First, note that checking whether a given element is a majority element can be done in $O(n)$ time where $n$ is the size of the input list.

In [2]:
def is_majority_element(element, a):
    return a.count(element) > len(a) // 2

## Naive solution

The naive solution simply iterates over all of the elements in the list, checks whether an element is a majority element, if so algorithm returns. Since there are $n$ elements in the input list and checking whether an element is a majority element is $O(n)$, then naive solution is $O(n^2)$.

In [38]:
def naive_algorithm(a):
    """Naive implementation of finding a majority element."""
    for element in a:
        if is_majority_element(element, a):
            return element
    return -1

## Divide and Conquer solution

Key insight is that if a list of length $n$ contains a majority element, then that same element is also a majority element for one of its halves.

In [39]:
def _divide_and_conquer(a, left, right):
    """Divide and Conquer algorithm for finding a majority element."""
    if left == right:
        majority_element = -1
    elif left + 1 == right:
        majority_element = a[left]
    else:
        m = left + (right - left) // 2
        left_element = _get_majority_element(a, left, m)
        right_element = _get_majority_element(a, m, right)

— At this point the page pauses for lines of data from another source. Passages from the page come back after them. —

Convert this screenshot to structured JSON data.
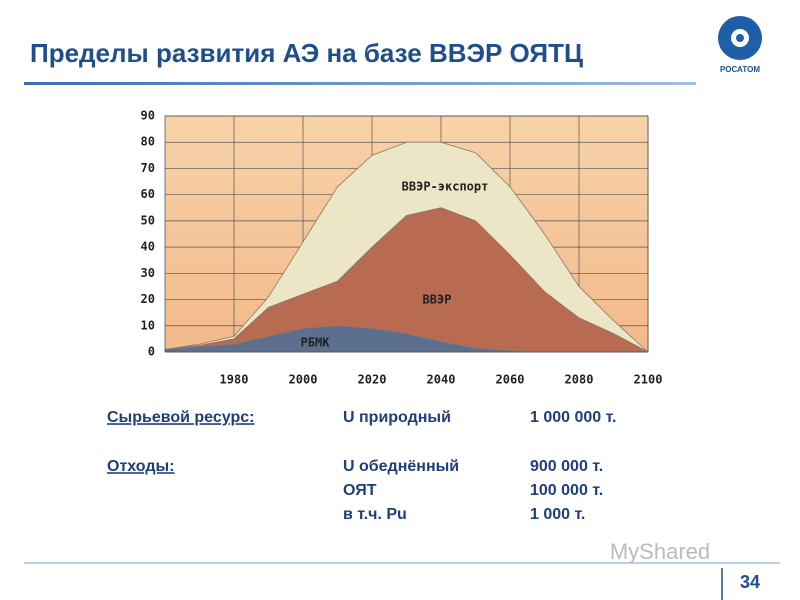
{
  "header": {
    "title": "Пределы развития АЭ на базе ВВЭР ОЯТЦ",
    "logo_text": "РОСАТОМ"
  },
  "chart_data": {
    "type": "stacked-area",
    "x": [
      1960,
      1970,
      1980,
      1990,
      2000,
      2010,
      2020,
      2030,
      2040,
      2050,
      2060,
      2070,
      2080,
      2090,
      2100
    ],
    "series": [
      {
        "name": "РБМК",
        "color": "#5c6f8e",
        "values": [
          1,
          2,
          3,
          6,
          9,
          10,
          9,
          7,
          4,
          1.5,
          0.5,
          0,
          0,
          0,
          0
        ]
      },
      {
        "name": "ВВЭР",
        "color": "#b96b52",
        "values": [
          0,
          0.5,
          2,
          11,
          13,
          17,
          31,
          45,
          51,
          48.5,
          36.5,
          23,
          13,
          7,
          0
        ]
      },
      {
        "name": "ВВЭР-экспорт",
        "color": "#ece5c6",
        "values": [
          0,
          0.5,
          1,
          4,
          20,
          36,
          35,
          28,
          25,
          26,
          26,
          22,
          12,
          5,
          0
        ]
      }
    ],
    "xlim": [
      1960,
      2100
    ],
    "xticks": [
      1980,
      2000,
      2020,
      2040,
      2060,
      2080,
      2100
    ],
    "ylim": [
      0,
      90
    ],
    "yticks": [
      0,
      10,
      20,
      30,
      40,
      50,
      60,
      70,
      80,
      90
    ],
    "grid": true
  },
  "table": {
    "groups": [
      {
        "label": "Сырьевой ресурс:",
        "items": [
          [
            "U природный",
            "1 000 000 т."
          ]
        ]
      },
      {
        "label": "Отходы:",
        "items": [
          [
            "U обеднённый",
            "900 000 т."
          ],
          [
            "ОЯТ",
            "100 000 т."
          ],
          [
            "в т.ч. Pu",
            "1 000 т."
          ]
        ]
      }
    ]
  },
  "footer": {
    "watermark": "MyShared",
    "page_number": "34"
  }
}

        # merge the left and right elements...
        b = a[left:right]
        if left_element == -1 and right_element != -1:
            majority_element = right_element if b.count(right_element) > len(b) // 2 else -1
        elif left_element != -1 and right_element == -1:
            majority_element = left_element if b.count(left_element) > len(b) // 2 else -1
        elif left_element != -1 and right_element != -1:
            if b.count(left_element) > len(b) // 2:
                majority_element = left_element
            elif b.count(right_element) > len(b) // 2:
                majority_element = right_element
            else:
                majority_element = -1
        else:
            majority_element = -1

    return majority_element


def divide_and_conquer_algorithm(a):
    return _get_majority_element(a, 0, len(a))

In [40]:
@given(a=st.lists(st.integers()))
def test_divide_and_conquer_algorithm(a):
    expected = naive_algorithm(a)
    actual = divide_and_conquer_algorithm(a)
    msg = "Expected result {}; actual result {}.".format(expected, actual)
    assert expected == actual, msg

In [41]:
test_divide_and_conquer_algorithm()

## Boyer-Moore Algorithm

The [Boyer-Moore algorithm](https://en.wikipedia.org/wiki/Boyer%E2%80%93Moore_majority_vote_algorithm) is a $O(n)$ algorithm for find a majority element in a sequence (if one exists).  The algorithm first passes throught the data looking for a majority element. If one exists, it will be found during this pass. However, if there is no majority element, the first pass through the data will return a false positive.  Thus a second pass through the data is required to make certain that the element returned by the first pass is in fact a majority element. Since both parts of the Boyer-Moore algorithm are $O(n)$, the overall algorithm is $O(n)$.

In [35]:
def _candidate_majority_element(a):
    candidate, count = a[0], 1
    for element in a:
        if candidate == element:
            count += 1
        else:
            count -= 1
        if count == 0:
            candidate, count = element, 1
    return candidate


def boyer_moore_algorithm(a):
    if len(a) == 0:
        majority_element = -1
    else:
        candidate_element = _candidate_majority_element(a)
        if is_majority_element(candidate_element, a):
            majority_element = candidate_element
        else:
            majority_element = -1
    return majority_element


In [36]:
@given(a=st.lists(st.integers()))
def test_boyer_moore_algorithm(a):
    expected = naive_get_majority_element(a)
    actual = boyer_moore_algorithm(a)
    msg = "Expected result {}; actual result {}.".format(expected, actual)
    assert expected == actual, msg

In [37]:
test_boyer_moore_algorithm()